Катерина скучала. Бесстрастное лицо президента ее не инспирировало. «Глаза какие-то рыбьи. Может, он на самом деле Евгений Кальмарович?» Семенов пел изо всех сил. Семенова было жалко.
– Скажите, Евгений Евгеньевич, – вмешалась Катерина, пока Семенов переводил дыхание, – а вас как мама в детстве называла?
Президент фонда удивился и поднял левую бровь. Но Катерина смотрела на него с таким вежливым интересом, что долго держать паузу он не стал.
– Геша, – ответил президент фонда.
– А у меня сын тоже Евгений, – сказала Катерина, – только я его Женькой зову. А у вас дома Женькой, наверное, вашего папу звали?
– Звали, – согласился президент. – Он был Женька, а я Гешка. Нас так различали.
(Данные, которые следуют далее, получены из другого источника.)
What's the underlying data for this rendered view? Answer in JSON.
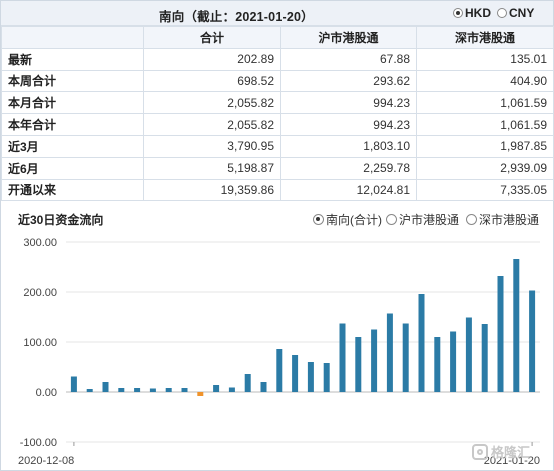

– Вы на папу похожи, – с одобрением сказала Катерина.
– Вы знали моего папу?
– Нет. Но если он назвал сына своим именем, его явно отличала большая любовь к стабильности и порядку.
Президент рассмеялся.
– Вообще-то меня назвали в честь деда. Папа тоже был Евгеньевичем.
– Понятно, – вздохнула Катерина, – у вас вся семья такая.
– Такая, – согласился президент.
– И мама? – полюбопытствовала Катерина.
– И мама.
Семенов написал записку и подсунул ее Катерине под локоть. Записка гласила: «Дура. Миллионы». Президент незаметно вытянул шею, чтобы увидеть текст, но Катерина предусмотрительно загородила записку ладонью.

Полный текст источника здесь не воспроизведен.